Las sospechas del general Alessandro Di Sirio se estaban confirmando. Desde que amaneció, la actividad zombi cercana a la ciudad se había reactivado e iba en aumento. De forma inexplicable, los zombis desaparecieron al poco de partir la acorazada y ahora parecían estar regresando. Nada que de momento no pudieran controlar, pero sin duda un dato que de continuar así podría acabar volviéndose peligroso. Sobre todo por carecer de cifras fiables en cuanto al número de enemigos a los que se enfrentaban.
Ni ese día ni el siguiente tuvieron la menor noticia de la 132 Acorazada, y las peores sospechas se cumplieron al mediodía del cuarto día cuando en vez de zombis esporádicos comenzaron a verse ingentes masas de caminantes aproximarse a Milán. Ya estaban ahí, y de alguna forma se las habían arreglado para acabar con las más de cien unidades de tanques que habían partido días atrás. Aquello no haría ninguna gracia a las tropas y de extenderse el rumor entre los civiles, la moral, ya de por sí quebrantada, acabaría por hundirse. Hacía dos días que los altercados eran cada vez más frecuentes ya que entre los recién llegados a la ciudad escaseaban cada vez más los víveres y medicamentos, aglutinados en masa por los milaneses en sus casas, repletas hasta arriba de todo tipo de latas de conserva.
Los mandos estaban muy preocupados. Las condiciones precarias en que vivía la gente hacinada en las propias calles exigían una pronta resolución del conflicto, por lo que convenía poner fin a todo aquello de una vez por todas. Pero el caso era intentar adivinar qué sucedería aquella vez, qué pasaría que acabaría convirtiendo la ventaja técnica y táctica en una nueva victoria para aquellos descerebrados. Di Sirio comenzaba a estar cansado de ver cómo una y otra vez se menospreciaba a aquel rival que, de momento, parecía ganarles todas las batallas. Él, por si acaso, ideó un plan de huida preparado y no tendría problema moral alguno en llevarlo a cabo en caso de que fuera necesario. No era un cobarde, pero le tenía bastante aprecio a su vida y no estaba dispuesto perderla por culpa de sus confiados compañeros. Los mismos que días atrás se rieron a carcajada limpia cuando comenzó a preocuparse por el destino de la unidad acorazada.
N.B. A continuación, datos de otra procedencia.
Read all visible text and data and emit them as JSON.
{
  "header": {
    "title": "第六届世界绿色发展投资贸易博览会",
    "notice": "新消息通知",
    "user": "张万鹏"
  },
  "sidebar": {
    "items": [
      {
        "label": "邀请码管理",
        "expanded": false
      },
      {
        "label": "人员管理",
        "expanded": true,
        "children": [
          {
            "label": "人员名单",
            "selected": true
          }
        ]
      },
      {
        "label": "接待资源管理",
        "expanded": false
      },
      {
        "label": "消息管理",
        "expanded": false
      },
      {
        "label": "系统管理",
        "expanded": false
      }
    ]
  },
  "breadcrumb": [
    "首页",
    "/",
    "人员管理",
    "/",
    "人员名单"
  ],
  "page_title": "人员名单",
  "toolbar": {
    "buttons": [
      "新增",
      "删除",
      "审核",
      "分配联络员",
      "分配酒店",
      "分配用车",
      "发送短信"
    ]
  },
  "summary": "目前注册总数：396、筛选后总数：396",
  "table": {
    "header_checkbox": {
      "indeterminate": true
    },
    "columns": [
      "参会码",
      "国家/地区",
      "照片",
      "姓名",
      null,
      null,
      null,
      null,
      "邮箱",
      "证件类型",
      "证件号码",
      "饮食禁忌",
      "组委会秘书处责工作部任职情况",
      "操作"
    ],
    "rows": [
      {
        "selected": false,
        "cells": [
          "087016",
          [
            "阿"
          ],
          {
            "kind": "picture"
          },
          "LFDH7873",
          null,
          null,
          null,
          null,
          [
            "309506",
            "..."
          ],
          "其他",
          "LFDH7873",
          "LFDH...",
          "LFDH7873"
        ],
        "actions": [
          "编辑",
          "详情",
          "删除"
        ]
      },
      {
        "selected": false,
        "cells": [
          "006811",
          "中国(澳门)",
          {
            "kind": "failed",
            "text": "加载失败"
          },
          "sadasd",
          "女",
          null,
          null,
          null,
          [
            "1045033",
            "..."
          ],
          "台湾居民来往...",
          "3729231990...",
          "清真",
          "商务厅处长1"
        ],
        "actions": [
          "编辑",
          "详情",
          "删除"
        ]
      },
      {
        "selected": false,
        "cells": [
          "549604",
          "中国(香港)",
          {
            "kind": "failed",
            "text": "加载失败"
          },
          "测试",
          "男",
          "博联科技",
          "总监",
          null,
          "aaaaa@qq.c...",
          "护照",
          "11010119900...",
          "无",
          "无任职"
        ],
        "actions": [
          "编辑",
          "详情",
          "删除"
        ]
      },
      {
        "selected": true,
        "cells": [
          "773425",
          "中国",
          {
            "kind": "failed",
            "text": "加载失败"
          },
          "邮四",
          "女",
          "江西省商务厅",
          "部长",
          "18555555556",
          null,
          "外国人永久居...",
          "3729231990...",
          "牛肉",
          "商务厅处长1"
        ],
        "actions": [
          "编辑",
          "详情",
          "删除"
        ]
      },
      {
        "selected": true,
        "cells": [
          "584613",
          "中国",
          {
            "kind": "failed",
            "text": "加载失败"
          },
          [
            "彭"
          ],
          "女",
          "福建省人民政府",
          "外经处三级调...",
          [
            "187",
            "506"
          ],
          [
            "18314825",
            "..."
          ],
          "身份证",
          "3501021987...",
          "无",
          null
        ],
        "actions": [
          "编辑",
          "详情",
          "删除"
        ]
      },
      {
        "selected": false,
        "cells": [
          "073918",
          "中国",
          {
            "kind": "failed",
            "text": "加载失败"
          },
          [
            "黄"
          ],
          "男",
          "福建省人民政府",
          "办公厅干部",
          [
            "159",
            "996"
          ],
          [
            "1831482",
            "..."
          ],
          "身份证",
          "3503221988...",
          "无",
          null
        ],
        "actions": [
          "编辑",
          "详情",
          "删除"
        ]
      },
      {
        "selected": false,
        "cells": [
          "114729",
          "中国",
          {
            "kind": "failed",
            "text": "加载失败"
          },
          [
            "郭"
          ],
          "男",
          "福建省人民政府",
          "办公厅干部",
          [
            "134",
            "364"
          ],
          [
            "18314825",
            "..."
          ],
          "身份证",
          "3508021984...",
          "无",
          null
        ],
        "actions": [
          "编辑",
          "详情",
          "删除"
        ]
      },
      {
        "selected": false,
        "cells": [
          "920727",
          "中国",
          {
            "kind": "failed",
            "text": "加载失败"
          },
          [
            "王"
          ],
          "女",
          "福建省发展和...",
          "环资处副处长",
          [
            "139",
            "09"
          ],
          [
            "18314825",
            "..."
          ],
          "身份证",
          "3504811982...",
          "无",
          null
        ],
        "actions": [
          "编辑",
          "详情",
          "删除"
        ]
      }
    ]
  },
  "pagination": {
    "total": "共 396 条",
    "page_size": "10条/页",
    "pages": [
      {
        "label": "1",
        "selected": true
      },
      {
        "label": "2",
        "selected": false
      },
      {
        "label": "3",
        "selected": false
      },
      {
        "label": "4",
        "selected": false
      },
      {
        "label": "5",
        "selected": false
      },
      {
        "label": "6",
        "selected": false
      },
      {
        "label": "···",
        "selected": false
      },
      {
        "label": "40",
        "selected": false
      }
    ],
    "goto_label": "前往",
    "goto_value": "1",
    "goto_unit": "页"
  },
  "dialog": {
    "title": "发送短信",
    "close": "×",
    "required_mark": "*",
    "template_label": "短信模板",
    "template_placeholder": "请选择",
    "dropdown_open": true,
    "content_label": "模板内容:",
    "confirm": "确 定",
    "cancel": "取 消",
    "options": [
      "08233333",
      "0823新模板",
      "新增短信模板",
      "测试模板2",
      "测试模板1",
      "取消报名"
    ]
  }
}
Las defensas de la ciudad estaban levantadas, el perímetro completamente cubierto. Se habían cavado trincheras, levantado algunos muros y creado fosos. Ahora solo quedaba esperar y, una vez estuvieran más cerca, comenzar a acribillarlos. Di Sirio tenía especial curiosidad por ver lo que sucedía con la esperanza de que en aquella ocasión todo saliera bien.
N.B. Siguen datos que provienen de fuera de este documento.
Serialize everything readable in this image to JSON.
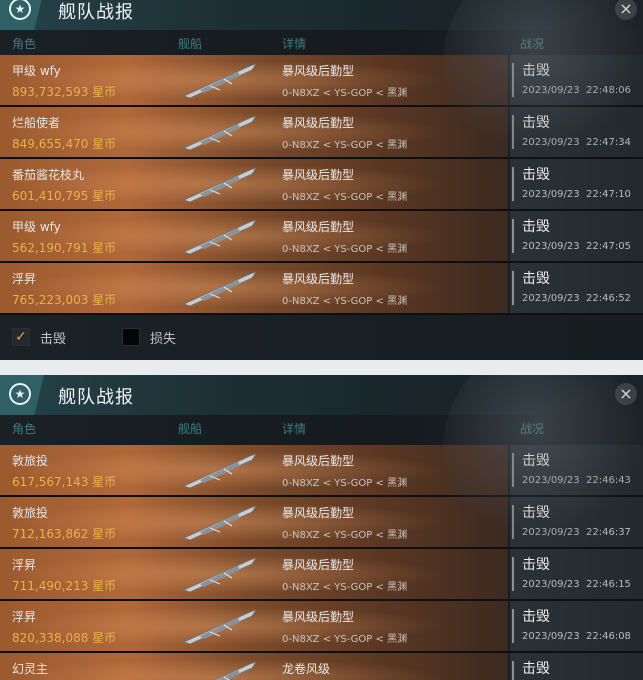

En un principio se barajó la idea de adelantar algo las defensas con varios pelotones que salieran al encuentro de los zombis, pero las patrullas de A129 Mangusta confirmaron que tras aquella avanzadilla llegaba de forma continua un número imposible de determinar de zombis, esparcidos aquí y allá, desperdigados.
—¿Seguimos sin noticias de la A132? —preguntó casi para sí mismo el general Di Sirio.
—Desde arriba no divisamos nada —respondió el teniente coronel Luca Ciliberto desde su aeronave—. Solo vemos zombis y más zombis, que al parecer se van reagrupando conforme se aproximan a la ciudad.
—Perfecto, de momento regresen y ahorren energías, las necesitarán —dijo como si de una profecía se tratase el general Di Sirio mientras miraba al resto de mandos presentes—. Señores, ya están aquí, esperemos que la suerte nos favorezca aunque sea por una sola vez.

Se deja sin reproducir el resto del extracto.